鞦韆は漕ぐべし愛は奪うべし三橋鷹女はそう詠った。しかし、本作の私は鞦韆を漕が(げ)ない。ブランコを揺らすのは風。風の止む気配はなくいつまでもブランコは揺れ続ける。
文章や表現上手いです。深いです。そして、どことなく妖艶。21回目のお題からこの話が出てくるところかさすがの作者様です。
描写が秀逸です。五感をフルに刺激されます。主人公の息づかいまでもに感じられる繊細な描写。狡さ、弱さ、切なさが、揺れるブランコとシンクロして、波のように寄せて返す。21回目の使い方も巧みです。オススメ!
真夜中のベッドの上。布団に潜り込んでも脳裡に響くブランコの音と映像。 隣に寝ていたあなたは、そっと起きて換気扇の前で煙草を吸った。 主人公は外出先で、揺れるブランコを目にした。 20回目まで数えたら、帰ろうと決めて。 しかし、どれだけ数えても、きっとブランコは揺れ続けているのだろう。 主人公の揺れる心情と、ブランコの揺れが重なっていく。 最低限の物で、最低限の描写。 それなのに、読者の想像力を最高に掻き立てる。 この作者様しか書けない一作だと思いました。 是非、御一読下さい。

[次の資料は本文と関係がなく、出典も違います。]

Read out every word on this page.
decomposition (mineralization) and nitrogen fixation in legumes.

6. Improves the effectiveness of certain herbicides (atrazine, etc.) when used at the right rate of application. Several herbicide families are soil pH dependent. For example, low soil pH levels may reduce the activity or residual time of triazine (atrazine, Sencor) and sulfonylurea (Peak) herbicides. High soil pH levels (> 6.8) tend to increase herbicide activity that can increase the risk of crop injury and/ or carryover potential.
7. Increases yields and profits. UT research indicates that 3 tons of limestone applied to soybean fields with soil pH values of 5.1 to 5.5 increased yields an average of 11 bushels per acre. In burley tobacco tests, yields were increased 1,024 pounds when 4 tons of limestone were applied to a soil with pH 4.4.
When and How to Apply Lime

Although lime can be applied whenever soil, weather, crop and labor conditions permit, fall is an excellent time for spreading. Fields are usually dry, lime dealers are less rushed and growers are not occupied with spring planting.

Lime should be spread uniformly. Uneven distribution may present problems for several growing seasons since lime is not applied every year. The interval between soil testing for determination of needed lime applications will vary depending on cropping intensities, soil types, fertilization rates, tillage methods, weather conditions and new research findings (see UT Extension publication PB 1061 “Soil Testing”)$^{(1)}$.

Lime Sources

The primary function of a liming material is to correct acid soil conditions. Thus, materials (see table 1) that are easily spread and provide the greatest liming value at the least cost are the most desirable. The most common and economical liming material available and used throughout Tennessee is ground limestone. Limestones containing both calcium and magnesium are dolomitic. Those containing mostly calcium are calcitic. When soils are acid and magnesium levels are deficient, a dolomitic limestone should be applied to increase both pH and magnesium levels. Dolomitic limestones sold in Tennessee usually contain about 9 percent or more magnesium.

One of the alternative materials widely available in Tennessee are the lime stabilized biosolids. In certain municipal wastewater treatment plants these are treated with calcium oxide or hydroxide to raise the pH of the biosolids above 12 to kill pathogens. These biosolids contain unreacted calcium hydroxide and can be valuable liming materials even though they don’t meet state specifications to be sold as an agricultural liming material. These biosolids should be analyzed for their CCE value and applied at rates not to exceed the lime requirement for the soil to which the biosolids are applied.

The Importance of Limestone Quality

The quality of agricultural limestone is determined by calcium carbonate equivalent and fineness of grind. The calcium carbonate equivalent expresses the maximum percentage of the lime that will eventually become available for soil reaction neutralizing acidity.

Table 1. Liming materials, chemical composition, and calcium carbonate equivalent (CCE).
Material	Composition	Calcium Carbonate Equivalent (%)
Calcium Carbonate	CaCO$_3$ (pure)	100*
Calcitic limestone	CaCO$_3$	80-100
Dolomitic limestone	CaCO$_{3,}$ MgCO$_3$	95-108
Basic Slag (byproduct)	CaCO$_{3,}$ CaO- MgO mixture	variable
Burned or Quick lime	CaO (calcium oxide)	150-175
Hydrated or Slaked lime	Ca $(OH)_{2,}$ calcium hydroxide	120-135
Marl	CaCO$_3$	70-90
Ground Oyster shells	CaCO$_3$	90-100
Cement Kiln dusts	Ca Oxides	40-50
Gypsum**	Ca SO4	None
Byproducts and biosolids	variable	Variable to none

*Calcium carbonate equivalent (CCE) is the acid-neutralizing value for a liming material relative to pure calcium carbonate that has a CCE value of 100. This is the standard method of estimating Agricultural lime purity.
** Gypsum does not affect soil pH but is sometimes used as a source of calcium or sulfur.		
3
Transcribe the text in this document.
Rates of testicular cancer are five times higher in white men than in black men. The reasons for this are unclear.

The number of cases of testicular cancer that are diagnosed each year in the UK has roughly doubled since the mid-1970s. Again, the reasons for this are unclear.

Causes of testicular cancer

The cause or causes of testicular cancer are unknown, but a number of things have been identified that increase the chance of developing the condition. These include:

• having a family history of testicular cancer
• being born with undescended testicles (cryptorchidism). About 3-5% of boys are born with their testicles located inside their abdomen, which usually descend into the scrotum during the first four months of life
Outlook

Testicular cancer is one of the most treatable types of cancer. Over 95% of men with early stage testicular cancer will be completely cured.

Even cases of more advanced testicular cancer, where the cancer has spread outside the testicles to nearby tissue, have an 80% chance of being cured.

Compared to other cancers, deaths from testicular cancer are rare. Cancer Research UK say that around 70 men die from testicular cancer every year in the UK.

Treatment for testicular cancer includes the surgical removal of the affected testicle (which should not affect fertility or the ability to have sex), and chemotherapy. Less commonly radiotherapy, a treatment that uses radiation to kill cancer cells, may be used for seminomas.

惰性、人生も恋愛も、結婚も一度揺れ出すと後は前へ後ろへと揺れ続け、一見景色が変わったように見えるのはただの気のせいで、座っている場所は変わらない。それは許されざる恋であっても。どこで足を着き揺れを止めるか、誰かに止めて貰うのか。いずれ終わる事を知っていて、誰かに破滅させて貰う事すら望んでいる主人公は次のブランコの揺れに何を見るのでしょう?長編はロマンチシズムの名手、短編は排他的かつ、詩的なエロチシズムの鬼才のすずめさん。流石と唸ってしまう作品です。
これ何がすごいってある特定のワードを使わずにその特定のワードを想起させている点なんですよ。タグにもついてるから言っちゃっていいかなぁ。「不倫」って言葉一つも使ってないんですよ。でもすぐに「不倫」だと分かる。夫との関係なら多分あんな遠慮はしないし、不安定な状況だからこそ自分の中の「不安定なもの」を思い出す。筆力に脱帽します。あなたも帽子脱ぎましょう。